Protocol D which operates like protocol A, with the following differences:

  1. The system can operate in Dual Primary mode with the following properties:

    1. Writes propagated to remote machine are "buffered" in memory (epoch buffers)

    2. When a checkpoint is issued by local machine (currently via an ioctl interface), it is queued up as a P_BARRIER packet (with a checkpoint number).

    3. On receiving this special barrier packet, the Remote machine acknowledges reception of all data buffers via P_CHECKPOINT_ACK and then falls through the usual barrier sync code (creates a new epoch and asynchronously start flushing the previous epoch buffer to disk).

    4. The wait_for_checkpoint_ack ioctl returns success to caller on receipt of P_CHECKPOINT_ACK. This constitutes a checkpoint commit.

    5. If local machine fails, remote machine discards it's current epoch (uncommitted checkpoint)

  2. The system can also operate in usual primary/secondary mode, in which case, the functionality is identical to that of Protocol A, ie there are no checkpoints. Plain asynchronous replication.

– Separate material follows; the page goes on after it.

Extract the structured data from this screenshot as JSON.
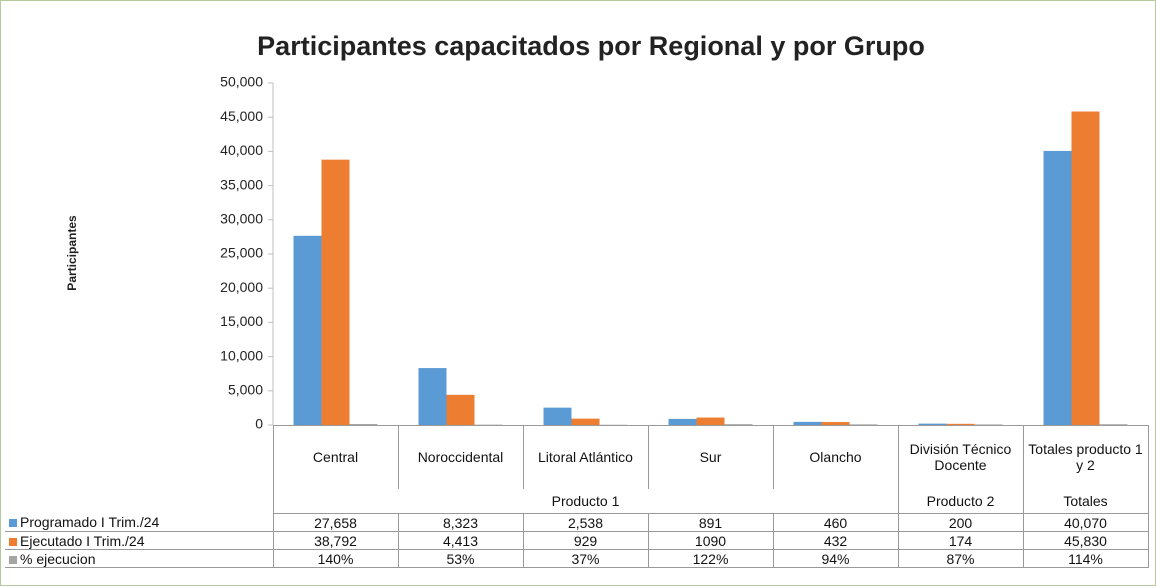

Building, installing and configuring DRBD

Configuring DRBD

Preparing your low-level storage

After you have installed DRBD, you must set aside a roughly identically sized storage area on both cluster nodes. This will become the lower-level device for your DRBD resource. You may use any type of block device found on your system for this purpose. Typical examples include:

  • A hard drive partition (or a full physical hard drive),
  • an LVM Logical Volume or any other block device configured by the Linux device-mapper infrastructure

For the purpose of this guide, we assume a very simple setup:

  • Both hosts have a free (currently unused) partition named /dev/sda7.
  • We are using internal meta data.

Configuring your resource

Example configuration

For the purpose of this guide, we assume a minimal setup in line with the examples given in the previous sections:

resource r0 {
  on alice {
    device    /dev/drbd1;
    disk      /dev/sda7;
    address   10.1.1.31:7789;
    meta-disk internal;
  }
  on bob {
    device    /dev/drbd1;
    disk      /dev/sda7;
    address   10.1.1.32:7789;
    meta-disk internal;
  }
}

This example configures DRBD in the following fashion:

  • Our cluster consists of two nodes, alice and bob.
  • We have a resource arbitrarily named r0 which uses /dev/sda7 as the lower-level device, and is configured with internal meta data.
  • The resource uses TCP port 7789 for its network connections, and bind to the IP addresses 10.1.1.31 and 10.1.1.32 respectively.
The resource sections

In fact, you can use a shorthand notation for the on host sub-sections, too: every option whose values are equal on both hosts may be specified directly in the resource section. Thus, we can further condense this section, in comparison with the example cited above:

resource r0 {
  device    /dev/drbd1;
  disk      /dev/sda7;
  meta-disk internal;
  on alice {
    address   10.1.1.31:7789;
  }
  on bob {
    address   10.1.1.32:7789;
  }
}

DRBD-enabled applications

Using Xen with DRBD

Using DRBD VBDs

In order to use a DRBD resource as the virtual block device, you must add a line like the following to your Xen domU configuration:

disk = [ 'drbd:resource,xvda,w' ]

This example configuration makes the DRBD resource named resource available to the domU as /dev/xvda in read/write mode (w).